It was the first time in my life I ever paid to try-out for a team,” England-born Shamir Mullings half laughed, remembering the day his professional playing career ended. “They said I was good enough to play, but with visa issues, it wouldn’t work.”
We want to make history. Winning Round 2 is priority number 1. We last won a Round 2 match back in 2016. The last time a club from Yonkers won 3 matches in @opencup was in the first edition in 1914. Your support as fans will help bring us to greatness.#WeAreLansdowne pic.twitter.com/AuS3jRSohj
— Lansdowne Yonkers FC (@Lansdownebhoys) March 24, 2023
That was 2021 and Mullings was closer to 30 than 20. The train back to New York from Connecticut, where he’d answered an open call to try out for USL Championship side Hartford Athletic, meandered through the marshlands off the coast of Long Island Sound. The clack-clack of amtrak rails beat out in time with the knowledge, bitter and a little freeing too, that his pro days were over.
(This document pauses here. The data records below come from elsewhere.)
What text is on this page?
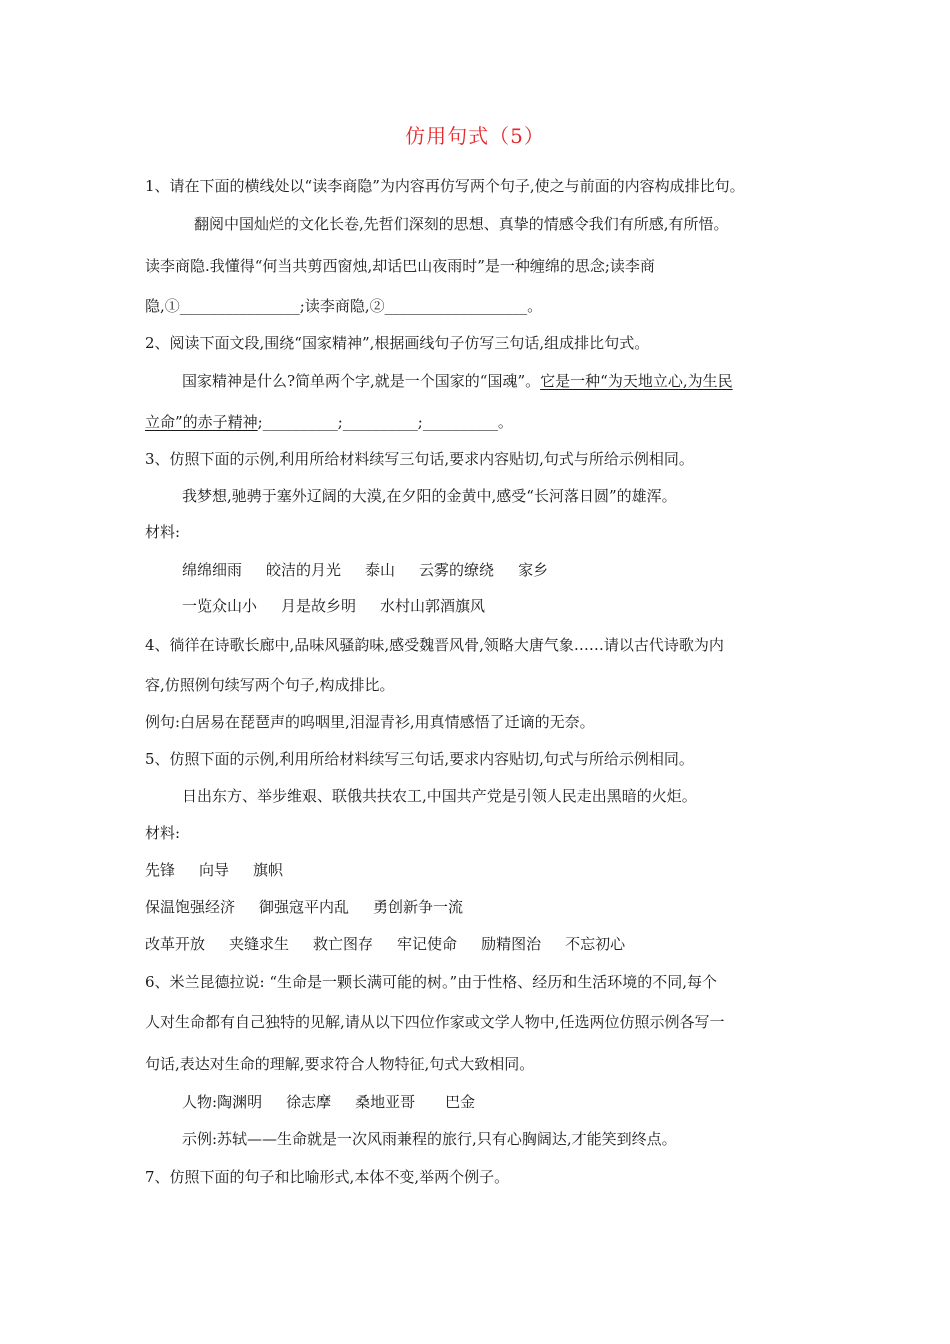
仿用句式（5）
1、请在下面的横线处以“读李商隐”为内容再仿写两个句子,使之与前面的内容构成排比句。
翻阅中国灿烂的文化长卷,先哲们深刻的思想、真挚的情感令我们有所感,有所悟。
读李商隐.我懂得“何当共剪西窗烛,却话巴山夜雨时”是一种缠绵的思念;读李商
隐,①________________;读李商隐,②___________________。
2、阅读下面文段,围绕“国家精神”,根据画线句子仿写三句话,组成排比句式。
国家精神是什么?简单两个字,就是一个国家的“国魂”。它是一种“为天地立心,为生民
立命”的赤子精神;__________;__________;__________。
3、仿照下面的示例,利用所给材料续写三句话,要求内容贴切,句式与所给示例相同。
我梦想,驰骋于塞外辽阔的大漠,在夕阳的金黄中,感受“长河落日圆”的雄浑。
材料:
绵绵细雨 皎洁的月光 泰山 云雾的缭绕 家乡
一览众山小 月是故乡明 水村山郭酒旗风
4、徜徉在诗歌长廊中,品味风骚韵味,感受魏晋风骨,领略大唐气象……请以古代诗歌为内
容,仿照例句续写两个句子,构成排比。
例句:白居易在琵琶声的呜咽里,泪湿青衫,用真情感悟了迁谪的无奈。
5、仿照下面的示例,利用所给材料续写三句话,要求内容贴切,句式与所给示例相同。
日出东方、举步维艰、联俄共扶农工,中国共产党是引领人民走出黑暗的火炬。
材料:
先锋 向导 旗帜
保温饱强经济 御强寇平内乱 勇创新争一流
改革开放 夹缝求生 救亡图存 牢记使命 励精图治 不忘初心
6、米兰昆德拉说: “生命是一颗长满可能的树。”由于性格、经历和生活环境的不同,每个
人对生命都有自己独特的见解,请从以下四位作家或文学人物中,任选两位仿照示例各写一
句话,表达对生命的理解,要求符合人物特征,句式大致相同。
人物:陶渊明 徐志摩 桑地亚哥 巴金
示例:苏轼——生命就是一次风雨兼程的旅行,只有心胸阔达,才能笑到终点。
7、仿照下面的句子和比喻形式,本体不变,举两个例子。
“That’s it,” he thought. “I’m done.
That’s when the phone rang.
It was Lansdowne Yonkers, one of the top amateur clubs in New York’s metro area and probably the whole country. Mullings heard about the Bhoys from a close family friend. “He told me there was this team that played up at Tibbets [Brook Park],” and Mullings figured why not give it a shot?
A New Road and Running Things
The club turned into a lifeline for Mullings, as a playing outlet (the 6foot5 No9 is scoring goals again among the first-team’s stable of strikers) and as a professional option beyond the field too. In May of last year, he took on a job as the club’s director of operations.
He was shocked by what he found at Tibbet’s Brook Park. “It was a massive surprise,” Mullings admitted. “There are other ex pros and very, very good players in the amateur scene here. I was, like wow.”
“Over in England, my job was playing,” he said. “Go train in the morning and then you're done.” But his new post – directing a club with a youth program of over 500 kids and 20 travel teams, Little Kickers as young as three years old – was uncharted water.
“It’s all new to me,” laughed Mullings. “To be the director of a club, I could never get that chance in England. It was overwhelming. But I love trying to help kids find their way and being a part of a strong first team so they see something in their lives, and their neighborhood, they can aim for.”
‘New York Don’t Sleep’
Something Mullings found out fast was that amateur soccer in the New York Metro area is competitive. It takes up a lot of time and requires a lot of travel. A prime example was the 2022 Open Cup First Round game in Ocean City, New Jersey. He scored a late tying goal and the winning spot kick in the shootout.
“It was horrible, just horrible,” he chuckles about the frosty, wet weather that night. “It was late and windy and cold and it took us hours to get there – and everything under the sun. And then you win the game and you’ve got to get back on the road and get home because you’ve got work the next day.”
Sean Kelly, the head coach, knows it better than most. Once a promising academy player at Arsenal, and a full pro in his native Ireland, he took up an offer from Lansdowne Yonkers that brought both work, in the New York City building trades, and high-level play with the club’s first team.
“You’ve got work and life and training to consider – and maybe a mid-week game out in Morristown, New Jersey – it never stops from early in the morning to late at night,” said Kelly who, alongside assistant coach Craig Purcell, reached the Open Cup and won a National Amateur Cup with the club as a player.
“You have to find the time to train and play and coach and travel with all the [academy] kids all over,” added Mullings, happy for the opportunity if worn-out by the demands. “New York don’t sleep – you gotta’ hustle here.”
Open Cup Dreaming Again
Now the men from Yonkers, twice national amateur champions and back for their second-straight Open Cup, have booked a place in a second-straight Second Round. With that comes a chance for all the players, but one that’s particularly poignant for Mullings, coming, as it does, against that very Hartford Athletic pro side that turned down his services two years ago.
“You can never make too much noise,” said Mullings, who recognizes the power of the Open Cup – like the FA Cup in his native England – to offer underdogs their day. “We want to win everything we can and we want to make our noise out on the pitch. A chance to play a pro team is something we aim for – and whatever’s beyond that too.”
No Hard Feelings
There’s no bitterness in Mullings’ telling of his story. He’s happy where he is. But the player in him – the trained competitor with all the ego that lurks there with it – knows what this trip back to Trinity Health Stadium could mean.
It’s not an offer of redemption exactly, as the veteran striker has nothing to prove. It’s not revenge either, but it’s something that lives in between. And anyone who’s been spurned knows precisely the feeling.
At home in Yonkers, he insists his team has “more weapons this year” than they did last. “And the passion is there too,” Mullings added, his young daughter cooing for his attention in the background through the phone line. “Doors open and doors close, but we do this because we love it.”